Karen and Robert Capato married in May 1999. Shortly thereafter, Robert was diagnosed with esophageal cancer and informed that he would be treated with chemotherapy. Before treatment, Robert deposited his semen in a sperm bank, and he passed away in Florida in March 2002. After Robert's death, Karen began in vitro fertilization using Robert's sperm, and she gave birth to twins in September 2003. Karen claimed Social Security survivors benefits for the twins, but the Social Security Administration ("SSA") denied her application. The District Court affirmed on the ground that the twins would qualify for benefits only if, pursuant to § 416(h)(2)(A) of the Act, they could inherit from Robert under state intestacy law. Under Florida law, a posthumous child may only inherit through intestate succession if the child was conceived during the decedent's lifetime. The Third Circuit reversed, concluding that, under § 416(e) of the Act, "the undisputed biological children of a deceased wage earner and his widow" qualify for benefits without regard to the state intestacy law.

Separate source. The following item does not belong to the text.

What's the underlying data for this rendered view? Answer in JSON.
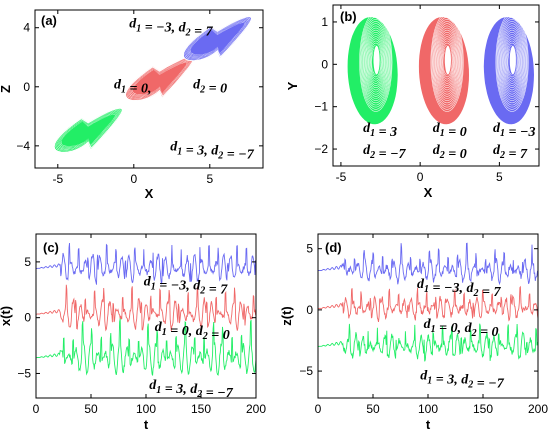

Granting certiorari to resolve a circuit split, the Supreme Court reversed the Third Circuit. Considering multiple sections of the Act and SSA regulations adopted through notice-and-comment rulemaking, the Supreme Court refused to interpret § 416(e) of the Act to mean that biological children or children born of a marriage automatically met the "tautological definition" in § 416(e) ("‘child' means ... the child ... of an individual") when the language gave no such indication. The Court instead found that the language in § 416(h)(2)(A), "‘[i]n determining whether an applicant is the child ... of [an] insured individual for purposes of this subchapter,'" created a "gateway through which all applicants for insurance benefits as a ‘child' must pass." And pursuant to that section, the "Commissioner shall apply state intestacy law" to determine who is a qualifying child. The Court also noted that the SSA's construction better suited the Act's purpose and was entitled to deference under Chevron U. S. A. Inc. v. Natural Resources Defense Council, Inc., 467 U. S. 837 (1984). Finally, the Court concluded that the SSA's construction of the Act with regard to posthumous children satisfied rational basis review.
Justice Ginsburg delivered the opinion for a unanimous Court.